Pernikahan dapat dilakukan dalam dua tahap yaitu lamaran dan ijab kabul. Tahap pertama, pihak laki-laki akan datang pada pihak keluarga perempuan dengan maksud untuk melamar. Saat melamar pihak laki-laki dan perempuan melakukan negosiasi dan keputusan mengenai mas kawin dan hari baik dilaksanakannya pernikahan. Mas kawin yang diberikan merupakan permintaan dari pihak perempuan. Tidak ada aturan khusus yang menentukan besaran mas kawin. Tahap kedua adalah ijab kabul, yaitu perjanjian antara dua belah pihak untuk membina dan membentuk sebuah keluarga dan menjadi hal yang sakral.

Karena sifatnya yang sakral, pernikahan menjadi hal yang penting untuk mengatur pergaulan. Termasuk pergaulan pada remaja atau pemuda. Oleh karena itu, tingkat pergaulan yang melanggar norma dan nilai pada remaja berbeda jenis kelamin mendapatkan perhatian khusus pada masyarakat, hal ini mengakibatkan banyak terjadi nikah muda.

Pernikahan dengan tingkat umur SMP atau pun lulus SMA sudah menjadi hal yang wajar, dan sudah dianggap mampu untuk membina rumah tangga. Meskipun oleh negara pernikahan dibawah umur tidak dilegalkan. Pernikahan merupakan jalan yang tepat untuk menjaga norma dan nilai agama, serta nama baik keluarga.

Menurut penuturan beberapa informan. Nikah muda menjadi hal yang biasa dan diperbolehkan ketika dua orang saling menyukai.Ketakutan hamil diluar nikah dan berbuat dosa menjadi alasan kuat mengapa jalan pernikahan ini diambil agar keluarga tidak menanggung malu. Pernikahan dilakukan dengan kesepakan antara keluarga dari pihak laki-laki dan perempuan, dan yang terpenting dalam pernikahan adalah saksi dari masing masing pihak dan penghulu yang menikahkan mereka.

33 Hal ini menimbulkan banyak kendala dalam pencatatan data penduduk negara karena pernikahan yang dilaksanakan tidak tercatat dalam KUA, sehingga kebanyakan dari keluarga yang menikah muda tidak memiliki buku nikah yang dikeluarkan oleh negara.
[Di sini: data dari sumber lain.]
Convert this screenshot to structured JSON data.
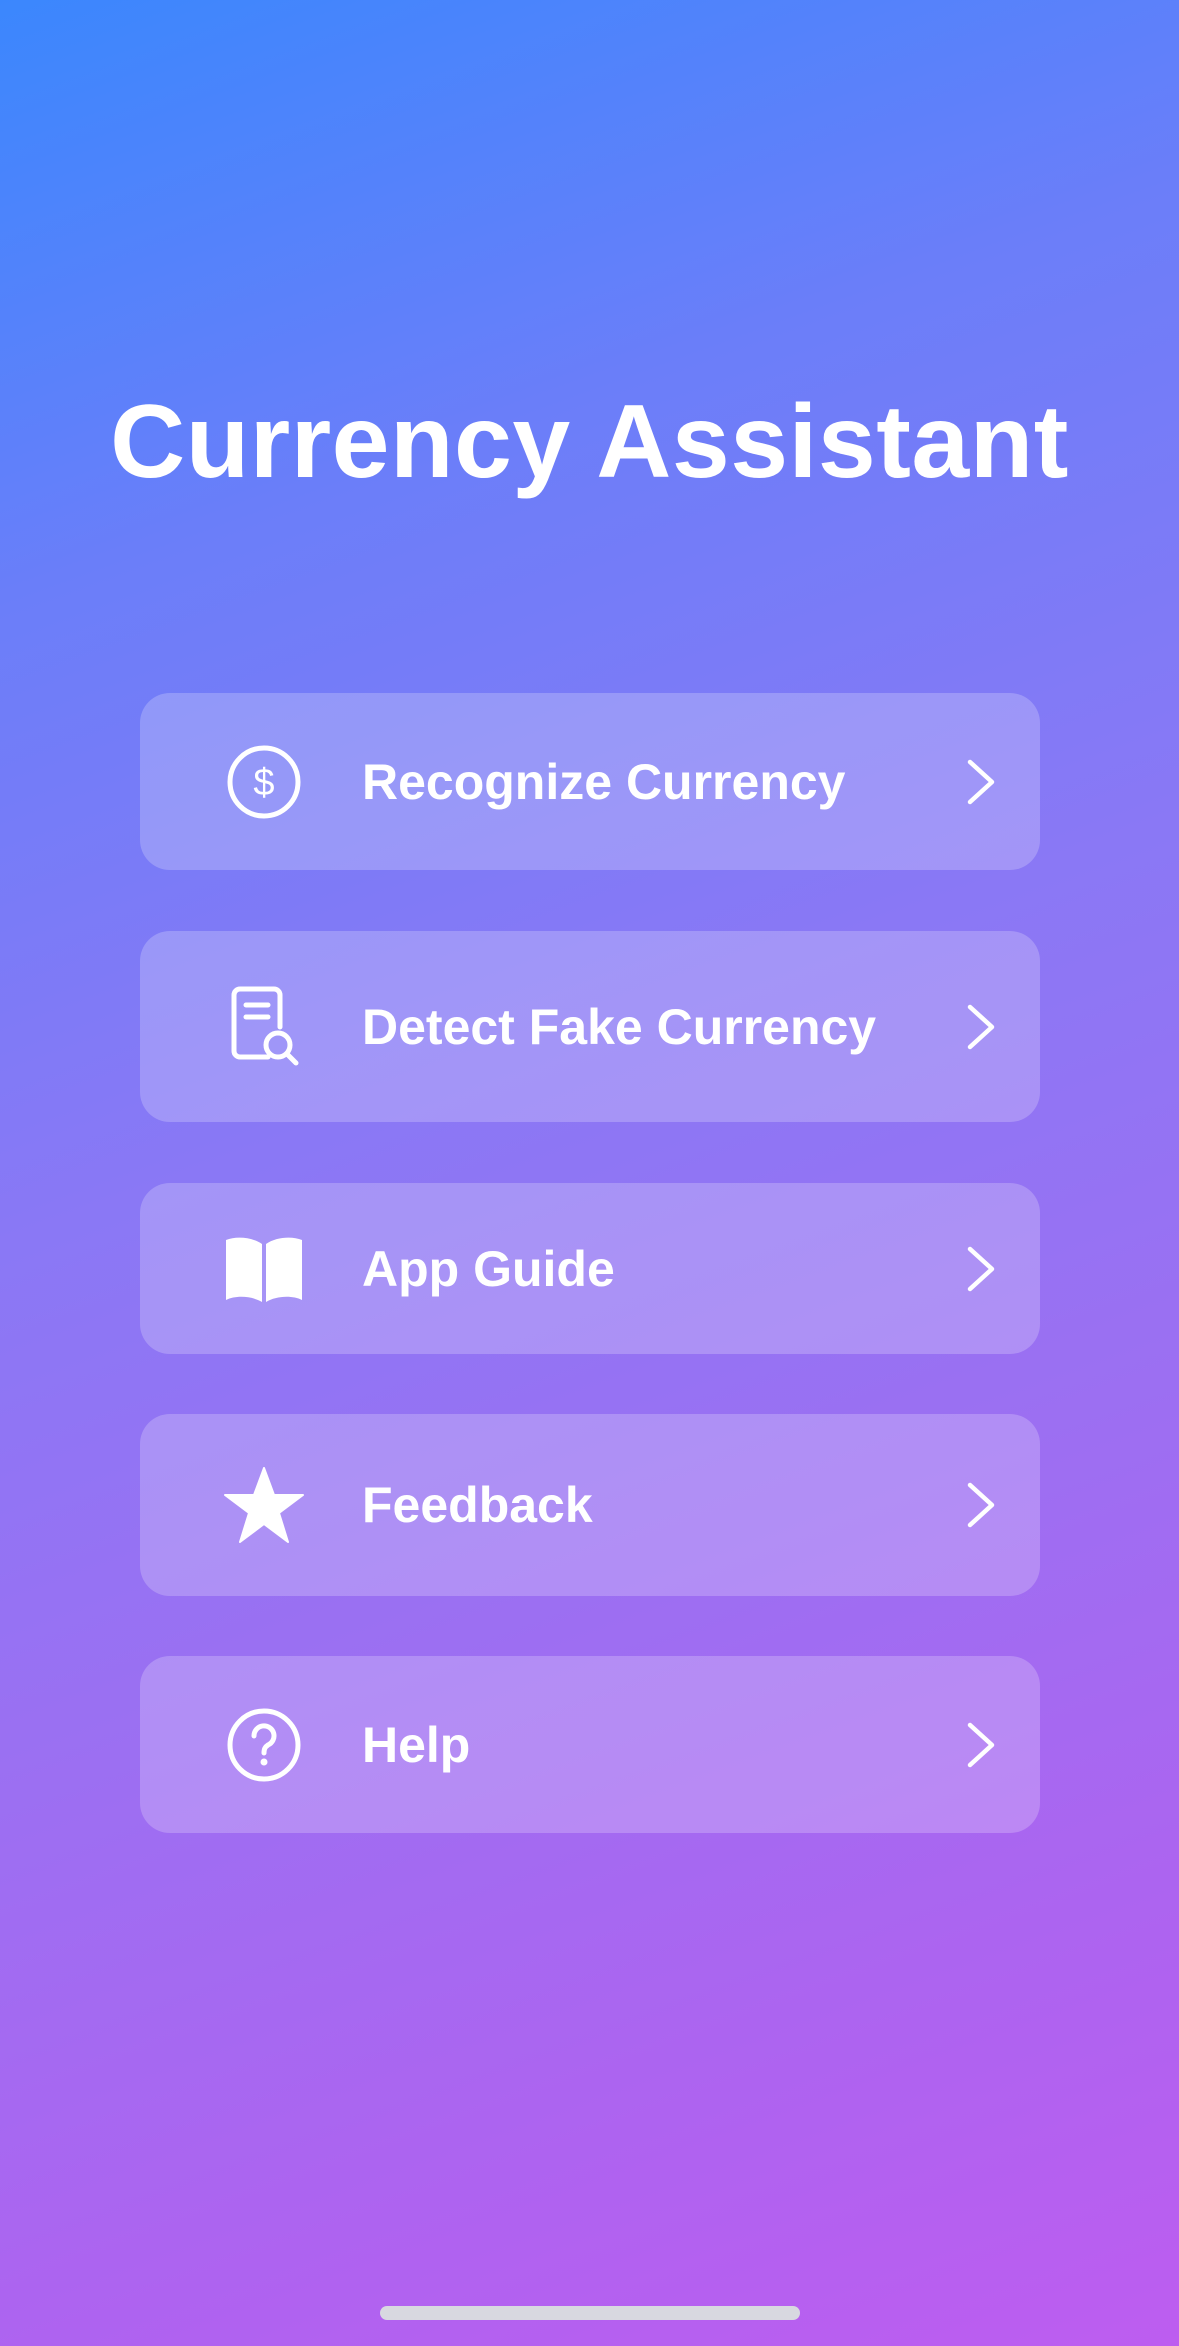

Hal ini juga berdampak pada pengajuan kartu jaminan kesehatan.Kartu Jaminan Kesehanan Nasional (JKN) berupa kartu BPJS tidak bisa diurus bila tidak ada Kartu Keluarga (KK). Bila Pernikahan tidak tercatat di KUA atau pasangan tidak mempunyai buku nikah maka tidak akan bisa mengurus Kartu Keluarga. Hal ini merupakan salah satu kendala terkait akses kepesertaan BPJS yang merupakan program JKN. Jalan nikah muda dipilih sebagai jalan untuk membina rumah tangga agar tidak membebankan orang tua karena biaya pendidikan. Sehingga tidak sedikit dari masyarakat yang putus sekolah dan memilih untuk membina rumah tangga.